No, thats its C declaration. Its type is array [2] of array[2] of
ints.

Its type is int[2][2].

*sigh*.

No, thats its declaration.
Its type is array two of array two of int.

If you don't realise the difference, you need to go back to basics.
--
Mark McIntyre

"Debugging is twice as hard as writing the code in the first place.
Therefore, if you write the code as cleverly as possible, you are,
by definition, not smart enough to debug it."
--Brian Kernighan

 

[Mark McIntyre]

x and y aren't *necessarily* contiguous; there could be a gap between
them.

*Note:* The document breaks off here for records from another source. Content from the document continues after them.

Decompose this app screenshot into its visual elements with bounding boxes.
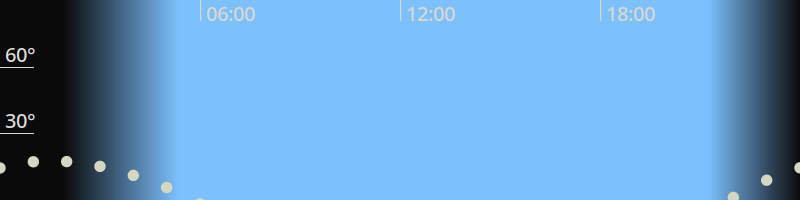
staticText: 30° [5, 107, 36, 134]
staticText: 06:00 [206, 0, 255, 27]
staticText: 60° [5, 41, 36, 68]
staticText: 18:00 [606, 0, 655, 27]
staticText: 12:00 [406, 0, 455, 27]
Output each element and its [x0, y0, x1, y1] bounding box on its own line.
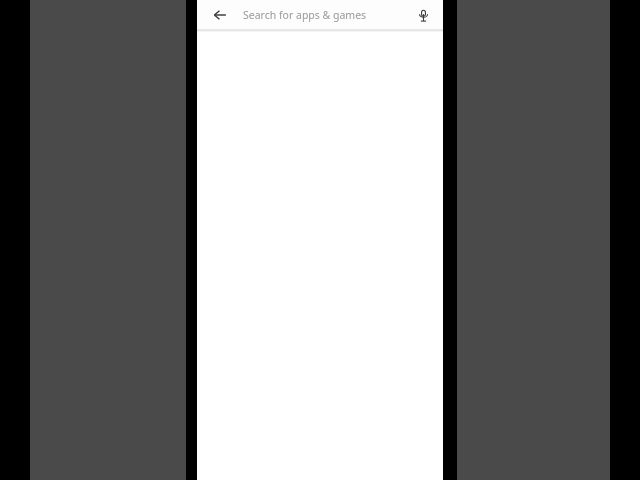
button[interactable]: Navigate up: [206, 1, 234, 29]
button[interactable]: Search for apps & games: [243, 0, 409, 29]
button[interactable]: Voice search: [409, 1, 437, 29]
staticText: Search for apps & games: [243, 8, 367, 22]
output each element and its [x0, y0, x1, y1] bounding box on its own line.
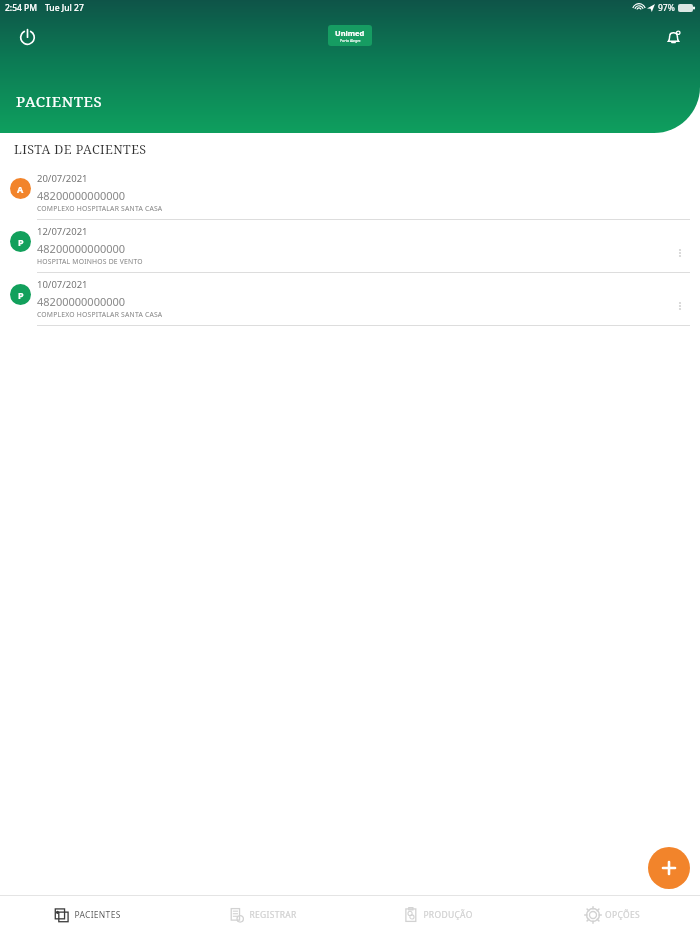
staticText: Unimed: [335, 28, 365, 38]
staticText: Tue Jul 27: [45, 2, 84, 14]
staticText: P: [18, 236, 24, 248]
button[interactable]: P: [0, 220, 700, 273]
staticText: REGISTRAR: [249, 909, 297, 921]
staticText: 48200000000000: [37, 241, 126, 256]
button[interactable]: Mais opções: [670, 243, 690, 263]
staticText: 20/07/2021: [37, 172, 88, 185]
button[interactable]: PRODUÇÃO: [350, 896, 525, 934]
staticText: 12/07/2021: [37, 225, 88, 238]
button[interactable]: Sair: [12, 22, 42, 52]
button[interactable]: P: [0, 273, 700, 326]
staticText: 2:54 PM: [5, 2, 38, 14]
staticText: PRODUÇÃO: [423, 909, 473, 921]
button[interactable]: OPÇÕES: [525, 896, 700, 934]
button[interactable]: PACIENTES: [0, 896, 175, 934]
staticText: HOSPITAL MOINHOS DE VENTO: [37, 257, 143, 266]
button[interactable]: A: [0, 167, 700, 220]
staticText: 97%: [658, 2, 675, 14]
staticText: Porto Alegre: [340, 38, 361, 43]
staticText: A: [17, 183, 24, 195]
staticText: COMPLEXO HOSPITALAR SANTA CASA: [37, 310, 163, 319]
staticText: 48200000000000: [37, 188, 126, 203]
button[interactable]: Mais opções: [670, 296, 690, 316]
staticText: 10/07/2021: [37, 278, 88, 291]
staticText: P: [18, 289, 24, 301]
staticText: PACIENTES: [16, 91, 103, 111]
button[interactable]: REGISTRAR: [175, 896, 350, 934]
button[interactable]: Notificações: [658, 22, 688, 52]
staticText: PACIENTES: [74, 909, 121, 921]
staticText: LISTA DE PACIENTES: [14, 141, 147, 158]
staticText: OPÇÕES: [605, 909, 640, 921]
staticText: COMPLEXO HOSPITALAR SANTA CASA: [37, 204, 163, 213]
staticText: 48200000000000: [37, 294, 126, 309]
button[interactable]: Adicionar paciente: [648, 847, 690, 889]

In the array case being discussed, the representation is
specified by the standard, and there can be no gap.

Yeah, I was going to chuck in "assume word-aligned memory and no
struct packing" but couldn't be donkeyed.
--
Mark McIntyre

"Debugging is twice as hard as writing the code in the first place.
Therefore, if you write the code as cleverly as possible, you are,
by definition, not smart enough to debug it."
--Brian Kernighan

 

[Herbert Rosenau]

Roberto Waltman:



Of course, you're right.

Type1 obj1;
Type2 obj2;

if (sizeof obj2 >= sizeof obj1)
memcpy(&obj1,&obj2,sizeof obj1);

May result in udefined behavior when Type1 != Type2 as the
representation of different types does not require that they are have
to have the same padding bits adn/or alignment requirements. memcpy
can fail in the lands of udefined behavior here. Accessing obje1
thereafter can end in anything but may not do what you thinks it
should do.

--
Tschau/Bye
Herbert

Visit http://www.ecomstation.de the home of german eComStation
eComStation 1.2 Deutsch ist da!

 

[Flash Gordon]

May result in udefined behavior when Type1 != Type2 as the
representation of different types does not require that they are have
to have the same padding bits adn/or alignment requirements. memcpy
can fail in the lands of udefined behavior here.

No, memcpy is required to treat the data as unsigned char so there are
no alignment issues, no padding and no trap representations. At least,
not during the memcpy.

> Accessing obje1
thereafter can end in anything but may not do what you thinks it
should do.

That is indeed where you get problems of trap representations.